Я прощаюсь с тобой, сынок; носи мое имя с честью, заботься о матери, для которой мое постоянное отсутствие обернулось такими страданиями, и никогда не поступай вопреки своей совести, ведь по моему скудному разумению, единственный в жизни грех и величайшее несчастье — это утрата совести. Иными словами, будь настоящим человеком, добрым и мирным, насколько это возможно. Служи верно лишь одному сеньору, ибо невозможно служить сразу двум господам, и знай, что самое драгоценное сокровище для мужчины — это его слово.

Теперь ты знаешь всю правду о моей жизни, и если мои объяснения тебя удовлетворили и твое сердце смягчилось, я знаю, ты простишь меня. Мои же последние мысли будут о вас с твоей матерью, у которой я тоже прошу прощения.

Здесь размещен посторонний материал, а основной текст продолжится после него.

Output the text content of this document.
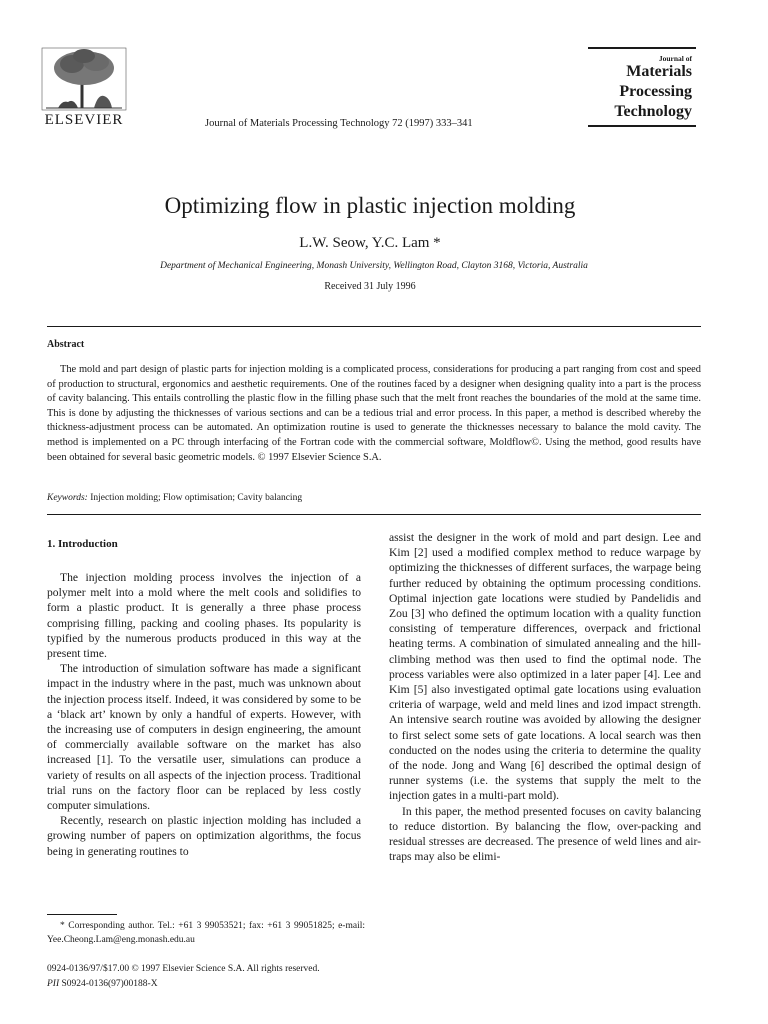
ELSEVIER	Journal of Materials Processing Technology 72 (1997) 333–341
Journal of
Materials
Processing
Technology
Optimizing flow in plastic injection molding
L.W. Seow, Y.C. Lam *
Department of Mechanical Engineering, Monash University, Wellington Road, Clayton 3168, Victoria, Australia
Received 31 July 1996
Abstract
The mold and part design of plastic parts for injection molding is a complicated process, considerations for producing a part ranging from cost and speed of production to structural, ergonomics and aesthetic requirements. One of the routines faced by a designer when designing quality into a part is the process of cavity balancing. This entails controlling the plastic flow in the filling phase such that the melt front reaches the boundaries of the mold at the same time. This is done by adjusting the thicknesses of various sections and can be a tedious trial and error process. In this paper, a method is described whereby the thickness-adjustment process can be automated. An optimization routine is used to generate the thicknesses necessary to balance the mold cavity. The method is implemented on a PC through interfacing of the Fortran code with the commercial software, Moldflow©. Using the method, good results have been obtained for several basic geometric models. © 1997 Elsevier Science S.A.
Keywords: Injection molding; Flow optimisation; Cavity balancing
1. Introduction

The injection molding process involves the injection of a polymer melt into a mold where the melt cools and solidifies to form a plastic product. It is generally a three phase process comprising filling, packing and cooling phases. Its popularity is typified by the numerous products produced in this way at the present time.

The introduction of simulation software has made a significant impact in the industry where in the past, much was unknown about the injection process itself. Indeed, it was considered by some to be a ‘black art’ known by only a handful of experts. However, with the increasing use of computers in design engineering, the amount of commercially available software on the market has also increased [1]. To the versatile user, simulations can produce a variety of results on all aspects of the injection process. Traditional trial runs on the factory floor can be replaced by less costly computer simulations.

Recently, research on plastic injection molding has included a growing number of papers on optimization algorithms, the focus being in generating routines to

assist the designer in the work of mold and part design. Lee and Kim [2] used a modified complex method to reduce warpage by optimizing the thicknesses of different surfaces, the warpage being further reduced by obtaining the optimum processing conditions. Optimal injection gate locations were studied by Pandelidis and Zou [3] who defined the optimum location with a quality function consisting of temperature differences, overpack and frictional heating terms. A combination of simulated annealing and the hill-climbing method was then used to find the optimal node. The process variables were also optimized in a later paper [4]. Lee and Kim [5] also investigated optimal gate locations using evaluation criteria of warpage, weld and meld lines and izod impact strength. An intensive search routine was avoided by allowing the designer to first select some sets of gate locations. A local search was then conducted on the nodes using the criteria to determine the quality of the node. Jong and Wang [6] described the optimal design of runner systems (i.e. the systems that supply the melt to the injection gates in a multi-part mold).

In this paper, the method presented focuses on cavity balancing to reduce distortion. By balancing the flow, over-packing and residual stresses are decreased. The presence of weld lines and air-traps may also be elimi-

* Corresponding author. Tel.: +61 3 99053521; fax: +61 3 99051825; e-mail: Yee.Cheong.Lam@eng.monash.edu.au
0924-0136/97/$17.00 © 1997 Elsevier Science S.A. All rights reserved.
PII S0924-0136(97)00188-X
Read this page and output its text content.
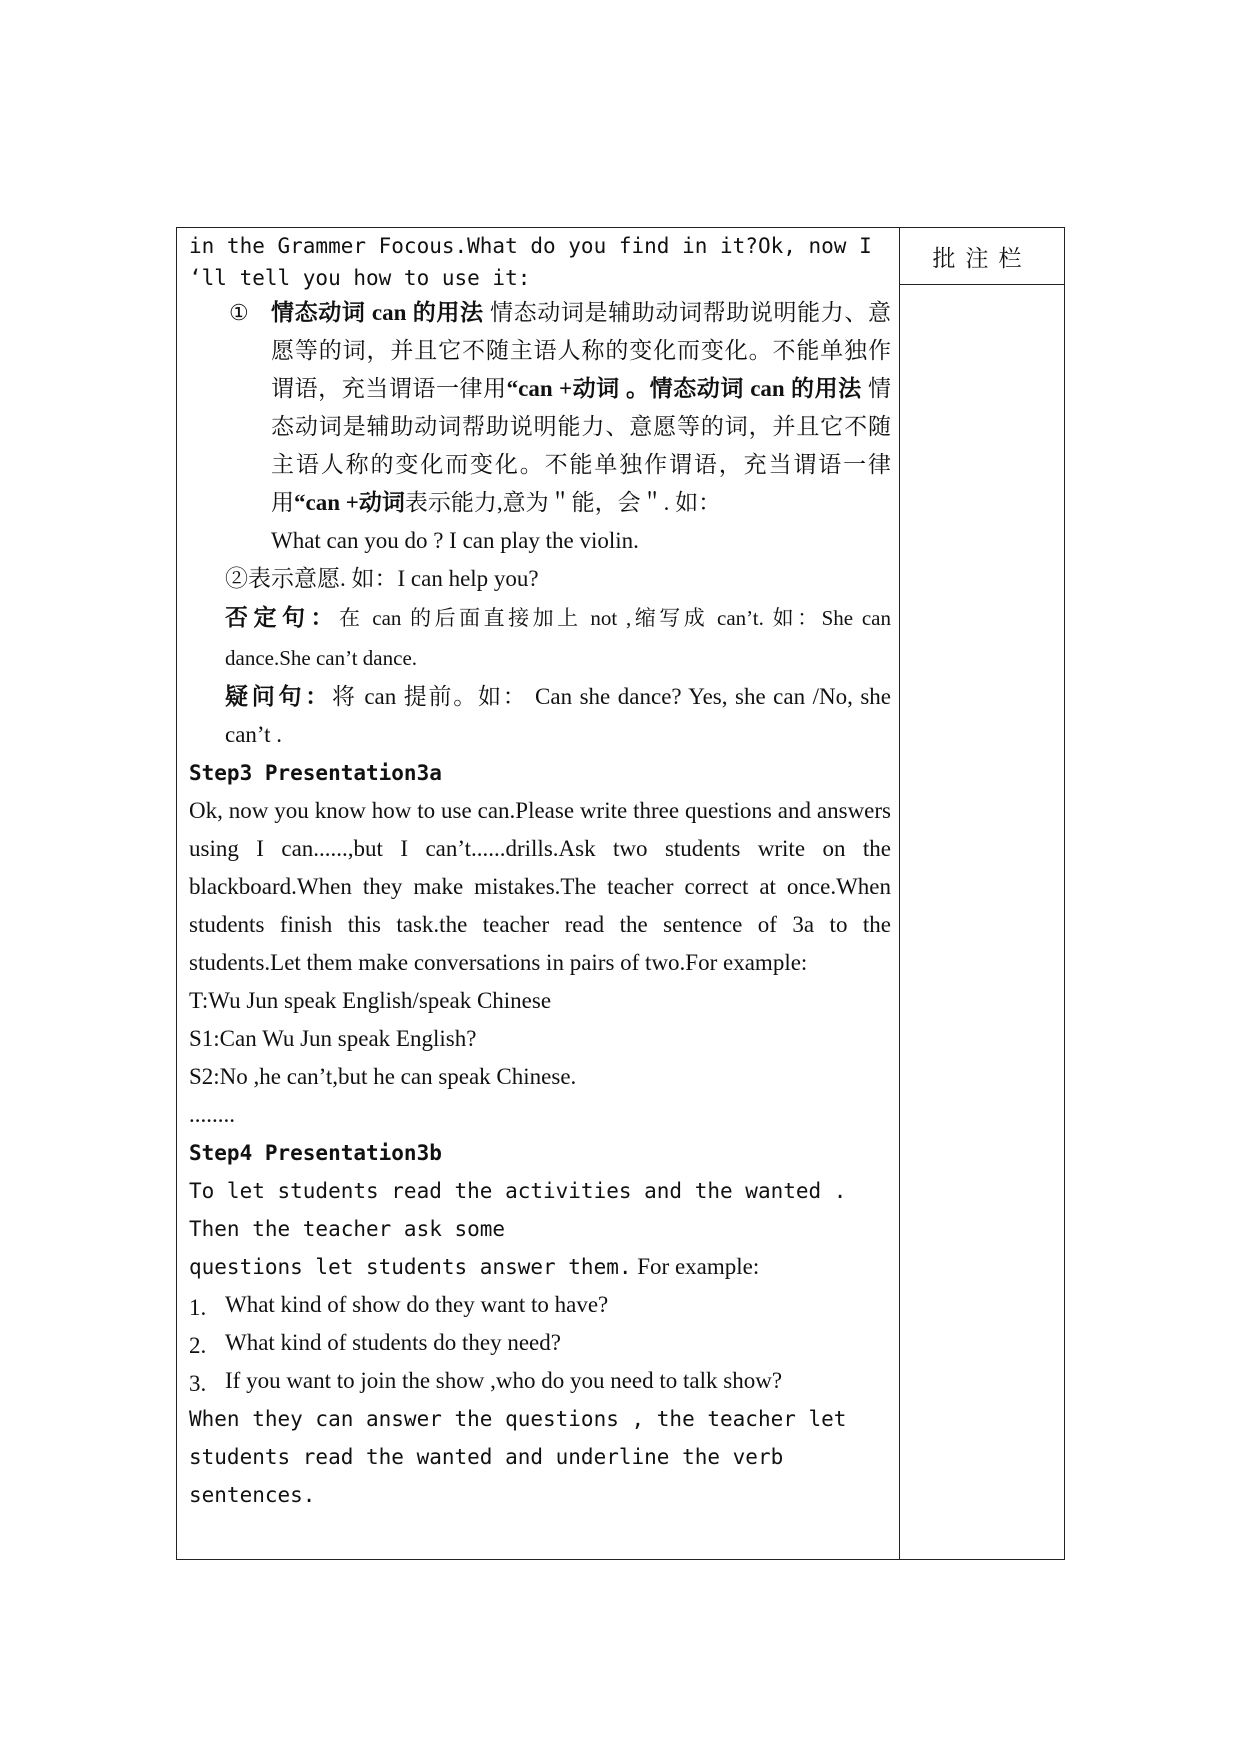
in the Grammer Focous.What do you find in it?Ok, now I ‘ll tell you how to use it:

① 情态动词 can 的用法 情态动词是辅助动词帮助说明能力、意愿等的词，并且它不随主语人称的变化而变化。不能单独作谓语，充当谓语一律用“can +动词 。情态动词 can 的用法 情态动词是辅助动词帮助说明能力、意愿等的词，并且它不随主语人称的变化而变化。不能单独作谓语，充当谓语一律用“can +动词表示能力,意为＂能，会＂. 如：
What can you do ? I can play the violin.

②表示意愿. 如：I can help you?

否定句：在 can 的后面直接加上 not ,缩写成 can’t. 如：She can dance.She can’t dance.

疑问句：将 can 提前。如： Can she dance? Yes, she can /No, she can’t .

Step3 Presentation3a

Ok, now you know how to use can.Please write three questions and answers using I can......,but I can’t......drills.Ask two students write on the blackboard.When they make mistakes.The teacher correct at once.When students finish this task.the teacher read the sentence of 3a to the students.Let them make conversations in pairs of two.For example:

T:Wu Jun speak English/speak Chinese

S1:Can Wu Jun speak English?

S2:No ,he can’t,but he can speak Chinese.

........

Step4 Presentation3b

To let students read the activities and the wanted . Then the teacher ask some

questions let students answer them. For example:

1. What kind of show do they want to have?
2. What kind of students do they need?
3. If you want to join the show ,who do you need to talk show?

When they can answer the questions , the teacher let students read the wanted and underline the verb sentences.

批注栏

До встречи в ином мире, если я милостью Господней буду допущен в него.

Гийем Барбани де Горб

Марти уронил пергамент на колени, отчаянно стараясь сдержать набежавшие на глаза слезы и время от времени сердито утирая их кулаком. Он был настолько погружен в переживания, что не услышал шагов и очень удивился, обнаружив, что в комнате он не один. Подняв взгляд, он увидел, что рядом стоит падре Льобет и смотрит понимающе. Затем священник вновь занял свое место за столом и задумчиво произнес:

— Тяжело видеть, как в сердце рушатся те стены, что были так тщательно построены, когда знакомые события предстают в совершенно новом свете.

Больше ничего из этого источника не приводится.